Glioblastoma multiforme (GBM) appears undifferentiated and non-enhancing on magnetic resonance (MR) imagery. As MRI does not offer adequate image quality to allow visual discrimination of the boundary between GBM focus and perifocal vasogenic edema, surgical and radiotherapy planning become difficult. The presence of noise in MR images influences the computation of radiation dosage and precludes the edge based segmentation schemes in automated software for radiation treatment planning. The performance of techniques meant for simultaneous denoising and sharpening, like high boost filters, high frequency emphasize filters and two-way anisotropic diffusion is sensitive to the selection of their operational parameters. Improper selection may cause overshoot and saturation artefacts or noisy grey level transitions can be left unsuppressed. This paper is a prospective case study of the performance of high boost filters, high frequency emphasize filters and two-way anisotropic diffusion on MR images of GBM, for their ability to suppress noise from homogeneous regions and to selectively sharpen the true morphological edges. An objective method for determining the optimum value of the operational parameters of these techniques is also demonstrated. Saturation Evaluation Index (SEI), Perceptual Sharpness Index (PSI), Edge Model based Blur Metric (EMBM), Sharpness of Ridges (SOR), Structural Similarity Index Metric (SSIM), Peak Signal to Noise Ratio (PSNR) and Noise Suppression Ratio (NSR) are the objective functions used. They account for overshoot and saturation artefacts, sharpness of the image, width of salient edges (haloes), susceptibility of edge quality to noise, feature preservation and degree of noise suppression. Two-way diffusion is found to be superior to others in all these respects. The SEI, PSI, EMBM, SOR, SSIM, PSNR and NSR exhibited by two-way diffusion are 0.0016 ± 0.0012, 0.2049 ± 0.0187, 0.0905 ± 0.0408, 2.64 × 10 ± 1.6 × 10, 0.9955 ± 0.0024, 38.214 ± 5.2145 and 0.3547 ± 0.0069, respectively.
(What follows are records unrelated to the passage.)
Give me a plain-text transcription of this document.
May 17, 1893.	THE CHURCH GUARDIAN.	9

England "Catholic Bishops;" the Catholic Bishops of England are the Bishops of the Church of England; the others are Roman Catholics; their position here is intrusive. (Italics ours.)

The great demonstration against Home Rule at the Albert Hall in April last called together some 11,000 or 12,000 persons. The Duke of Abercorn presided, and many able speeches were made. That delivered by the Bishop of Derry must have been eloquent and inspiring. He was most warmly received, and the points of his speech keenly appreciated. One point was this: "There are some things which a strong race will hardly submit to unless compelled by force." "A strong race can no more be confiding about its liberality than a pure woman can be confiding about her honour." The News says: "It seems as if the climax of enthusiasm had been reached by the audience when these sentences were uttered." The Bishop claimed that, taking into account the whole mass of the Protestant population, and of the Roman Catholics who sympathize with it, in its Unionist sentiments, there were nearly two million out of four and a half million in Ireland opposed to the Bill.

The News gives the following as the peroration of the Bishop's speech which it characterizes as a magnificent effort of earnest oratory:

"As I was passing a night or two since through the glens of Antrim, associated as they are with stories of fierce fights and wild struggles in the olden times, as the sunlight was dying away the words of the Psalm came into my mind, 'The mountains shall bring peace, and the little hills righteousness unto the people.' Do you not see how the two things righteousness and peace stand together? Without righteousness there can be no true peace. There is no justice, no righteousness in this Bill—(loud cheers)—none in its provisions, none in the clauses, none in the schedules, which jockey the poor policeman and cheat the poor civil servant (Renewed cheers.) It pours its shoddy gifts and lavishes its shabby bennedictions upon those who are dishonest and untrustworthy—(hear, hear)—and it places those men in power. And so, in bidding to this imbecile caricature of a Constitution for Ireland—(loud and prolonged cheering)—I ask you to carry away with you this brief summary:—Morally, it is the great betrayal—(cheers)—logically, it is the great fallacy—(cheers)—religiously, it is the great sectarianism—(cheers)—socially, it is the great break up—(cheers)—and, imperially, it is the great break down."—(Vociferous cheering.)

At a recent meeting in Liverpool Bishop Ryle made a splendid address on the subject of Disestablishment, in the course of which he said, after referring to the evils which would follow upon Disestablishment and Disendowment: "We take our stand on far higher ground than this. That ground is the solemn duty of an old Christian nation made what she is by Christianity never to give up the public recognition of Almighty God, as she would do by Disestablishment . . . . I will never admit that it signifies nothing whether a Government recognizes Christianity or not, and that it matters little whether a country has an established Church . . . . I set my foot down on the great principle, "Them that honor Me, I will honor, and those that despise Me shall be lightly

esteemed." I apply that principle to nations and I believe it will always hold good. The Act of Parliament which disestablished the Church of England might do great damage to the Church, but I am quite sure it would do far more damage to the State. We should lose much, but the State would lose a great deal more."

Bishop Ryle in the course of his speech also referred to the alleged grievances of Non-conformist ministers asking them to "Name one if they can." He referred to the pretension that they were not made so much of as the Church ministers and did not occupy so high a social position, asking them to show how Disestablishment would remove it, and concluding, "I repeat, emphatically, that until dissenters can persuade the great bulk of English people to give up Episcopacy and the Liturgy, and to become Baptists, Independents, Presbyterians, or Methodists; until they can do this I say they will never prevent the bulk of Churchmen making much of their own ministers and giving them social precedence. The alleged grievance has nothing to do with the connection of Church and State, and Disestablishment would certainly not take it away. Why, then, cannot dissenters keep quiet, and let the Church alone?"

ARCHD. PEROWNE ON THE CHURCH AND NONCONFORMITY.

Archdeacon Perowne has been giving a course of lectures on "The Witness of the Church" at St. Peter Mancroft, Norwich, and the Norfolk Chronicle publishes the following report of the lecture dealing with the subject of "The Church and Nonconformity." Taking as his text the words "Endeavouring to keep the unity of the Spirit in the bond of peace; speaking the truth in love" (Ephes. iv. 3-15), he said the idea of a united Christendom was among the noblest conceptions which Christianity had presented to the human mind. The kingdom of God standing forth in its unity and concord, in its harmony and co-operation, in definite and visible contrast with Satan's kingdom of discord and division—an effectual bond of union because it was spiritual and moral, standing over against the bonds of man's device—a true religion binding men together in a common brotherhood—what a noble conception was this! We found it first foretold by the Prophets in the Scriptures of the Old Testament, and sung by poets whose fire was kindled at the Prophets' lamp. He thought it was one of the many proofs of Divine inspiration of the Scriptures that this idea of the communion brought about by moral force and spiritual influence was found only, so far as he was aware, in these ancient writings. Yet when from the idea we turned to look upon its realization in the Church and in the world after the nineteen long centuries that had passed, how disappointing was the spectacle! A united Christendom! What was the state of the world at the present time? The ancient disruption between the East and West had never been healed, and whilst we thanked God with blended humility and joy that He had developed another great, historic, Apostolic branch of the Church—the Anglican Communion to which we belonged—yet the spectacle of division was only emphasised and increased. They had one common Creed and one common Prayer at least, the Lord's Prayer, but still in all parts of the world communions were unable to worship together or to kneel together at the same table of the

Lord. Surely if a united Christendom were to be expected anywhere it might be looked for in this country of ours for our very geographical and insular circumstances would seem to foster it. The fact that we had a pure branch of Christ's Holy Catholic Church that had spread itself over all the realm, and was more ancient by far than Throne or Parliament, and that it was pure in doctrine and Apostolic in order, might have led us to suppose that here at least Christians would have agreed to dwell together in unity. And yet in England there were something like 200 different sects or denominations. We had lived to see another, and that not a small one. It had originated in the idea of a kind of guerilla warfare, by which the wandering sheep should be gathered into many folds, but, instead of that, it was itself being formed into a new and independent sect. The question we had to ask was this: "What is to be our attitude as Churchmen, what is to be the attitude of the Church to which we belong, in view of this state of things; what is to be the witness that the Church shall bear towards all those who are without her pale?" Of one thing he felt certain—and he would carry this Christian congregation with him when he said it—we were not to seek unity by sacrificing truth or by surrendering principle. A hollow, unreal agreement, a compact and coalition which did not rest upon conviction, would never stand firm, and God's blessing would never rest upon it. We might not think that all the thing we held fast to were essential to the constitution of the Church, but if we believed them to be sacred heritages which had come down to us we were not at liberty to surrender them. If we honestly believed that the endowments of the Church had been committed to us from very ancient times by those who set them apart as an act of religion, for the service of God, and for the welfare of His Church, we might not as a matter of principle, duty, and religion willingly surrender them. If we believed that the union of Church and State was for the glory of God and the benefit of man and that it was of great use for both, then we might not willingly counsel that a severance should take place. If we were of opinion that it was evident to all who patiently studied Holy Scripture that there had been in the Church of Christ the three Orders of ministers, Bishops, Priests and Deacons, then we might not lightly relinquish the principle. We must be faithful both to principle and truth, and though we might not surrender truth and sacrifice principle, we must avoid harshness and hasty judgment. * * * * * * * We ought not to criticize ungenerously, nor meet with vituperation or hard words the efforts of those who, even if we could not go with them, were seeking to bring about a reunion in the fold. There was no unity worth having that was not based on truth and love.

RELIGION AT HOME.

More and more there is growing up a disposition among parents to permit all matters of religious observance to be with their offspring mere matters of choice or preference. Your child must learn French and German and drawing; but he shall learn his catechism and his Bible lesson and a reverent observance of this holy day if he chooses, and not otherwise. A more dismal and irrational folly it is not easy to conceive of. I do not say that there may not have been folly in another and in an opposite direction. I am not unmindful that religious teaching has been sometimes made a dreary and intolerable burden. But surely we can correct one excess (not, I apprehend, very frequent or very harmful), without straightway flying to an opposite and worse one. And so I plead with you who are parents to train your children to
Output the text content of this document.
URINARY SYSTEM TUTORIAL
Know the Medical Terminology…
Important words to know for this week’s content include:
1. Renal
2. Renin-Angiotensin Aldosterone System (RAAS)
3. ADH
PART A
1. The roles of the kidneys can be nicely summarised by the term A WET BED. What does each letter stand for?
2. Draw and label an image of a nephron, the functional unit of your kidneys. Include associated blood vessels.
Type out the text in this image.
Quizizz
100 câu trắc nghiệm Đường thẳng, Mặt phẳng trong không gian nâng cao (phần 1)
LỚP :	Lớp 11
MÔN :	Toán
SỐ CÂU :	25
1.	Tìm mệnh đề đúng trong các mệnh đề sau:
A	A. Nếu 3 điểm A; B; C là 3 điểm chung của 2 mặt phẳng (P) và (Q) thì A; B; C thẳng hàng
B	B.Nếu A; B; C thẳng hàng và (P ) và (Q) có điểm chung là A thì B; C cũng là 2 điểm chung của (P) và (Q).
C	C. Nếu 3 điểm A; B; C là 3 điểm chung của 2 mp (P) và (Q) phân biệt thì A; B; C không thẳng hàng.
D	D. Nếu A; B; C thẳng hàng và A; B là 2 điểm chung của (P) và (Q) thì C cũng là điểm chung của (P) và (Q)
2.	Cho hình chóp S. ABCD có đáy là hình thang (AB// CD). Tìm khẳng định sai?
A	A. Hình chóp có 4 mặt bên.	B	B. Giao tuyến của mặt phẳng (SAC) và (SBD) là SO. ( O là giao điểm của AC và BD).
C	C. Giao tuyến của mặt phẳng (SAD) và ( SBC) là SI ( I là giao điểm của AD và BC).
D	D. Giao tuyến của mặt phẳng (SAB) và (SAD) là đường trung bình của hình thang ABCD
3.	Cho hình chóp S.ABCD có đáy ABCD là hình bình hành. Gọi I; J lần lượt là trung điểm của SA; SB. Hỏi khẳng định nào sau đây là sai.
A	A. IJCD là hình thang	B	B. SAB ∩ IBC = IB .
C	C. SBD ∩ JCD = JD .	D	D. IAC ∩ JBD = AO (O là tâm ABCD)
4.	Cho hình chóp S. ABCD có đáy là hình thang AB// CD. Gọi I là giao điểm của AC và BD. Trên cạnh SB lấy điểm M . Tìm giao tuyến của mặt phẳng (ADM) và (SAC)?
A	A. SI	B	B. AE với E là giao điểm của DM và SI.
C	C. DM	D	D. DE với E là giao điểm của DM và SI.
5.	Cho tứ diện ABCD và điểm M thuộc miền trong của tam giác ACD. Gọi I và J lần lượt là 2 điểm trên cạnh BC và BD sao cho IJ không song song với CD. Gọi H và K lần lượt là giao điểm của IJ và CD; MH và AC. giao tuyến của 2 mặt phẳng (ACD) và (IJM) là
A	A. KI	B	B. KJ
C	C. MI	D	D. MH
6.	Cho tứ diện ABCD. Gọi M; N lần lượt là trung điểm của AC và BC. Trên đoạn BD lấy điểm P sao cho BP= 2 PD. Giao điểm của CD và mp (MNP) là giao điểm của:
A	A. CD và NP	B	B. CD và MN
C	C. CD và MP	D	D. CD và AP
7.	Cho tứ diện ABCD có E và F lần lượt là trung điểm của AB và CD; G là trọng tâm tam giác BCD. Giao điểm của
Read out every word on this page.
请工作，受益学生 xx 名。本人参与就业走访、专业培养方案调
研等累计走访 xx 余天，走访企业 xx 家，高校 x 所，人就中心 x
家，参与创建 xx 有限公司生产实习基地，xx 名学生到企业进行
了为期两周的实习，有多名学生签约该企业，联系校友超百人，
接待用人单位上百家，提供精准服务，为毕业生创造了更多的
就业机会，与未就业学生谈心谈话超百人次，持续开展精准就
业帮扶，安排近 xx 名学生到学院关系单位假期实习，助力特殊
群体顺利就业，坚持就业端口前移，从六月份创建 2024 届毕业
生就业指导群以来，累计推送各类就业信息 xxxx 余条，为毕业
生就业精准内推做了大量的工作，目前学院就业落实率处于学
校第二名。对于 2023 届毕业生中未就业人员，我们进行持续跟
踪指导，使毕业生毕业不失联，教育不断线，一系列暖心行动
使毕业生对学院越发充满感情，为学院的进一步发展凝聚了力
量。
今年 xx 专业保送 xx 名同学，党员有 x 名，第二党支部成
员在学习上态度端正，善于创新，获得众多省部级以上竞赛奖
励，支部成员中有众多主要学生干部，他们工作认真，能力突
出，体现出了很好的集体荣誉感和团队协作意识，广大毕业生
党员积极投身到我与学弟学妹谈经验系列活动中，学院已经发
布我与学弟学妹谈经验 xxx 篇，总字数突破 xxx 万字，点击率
多形性胶质母细胞瘤(GBM)在磁共振(MR)图像上表现为未分化且无强化。由于MRI无法提供足够的图像质量以直观区分GBM病灶与灶周血管源性水肿之间的边界,手术和放疗计划变得困难。MR图像中的噪声会影响辐射剂量的计算,并排除了用于放射治疗计划的自动化软件中基于边缘的分割方案。诸如高增强滤波器、高频强调滤波器和双向各向异性扩散等用于同时去噪和锐化的技术性能,对其操作参数的选择很敏感。选择不当可能会导致过冲和饱和伪影,或者无法抑制噪声灰度级转换。本文是一项前瞻性案例研究,研究高增强滤波器、高频强调滤波器和双向各向异性扩散在GBM的MR图像上的性能,考察它们从均匀区域抑制噪声以及选择性锐化真实形态边缘的能力。还展示了一种确定这些技术操作参数最佳值的客观方法。使用的客观函数包括饱和评估指数(SEI)、感知锐度指数(PSI)、基于边缘模型的模糊度量(EMBM)、脊线锐度(SOR)、结构相似性指数度量(SSIM)、峰值信噪比(PSNR)和噪声抑制率(NSR)。它们考虑了过冲和饱和伪影、图像锐度、显著边缘(光晕)宽度、边缘质量对噪声的敏感性、特征保留以及噪声抑制程度。在所有这些方面,发现双向扩散优于其他方法。双向扩散表现出的SEI、PSI、EMBM、SOR、SSIM、PSNR和NSR分别为0.0016±0.0012、0.2049±0.0187、0.0905±0.0408、2.64×10±1.6×10、0.9955±0.0024、38.214±5.2145和0.3547±0.0069。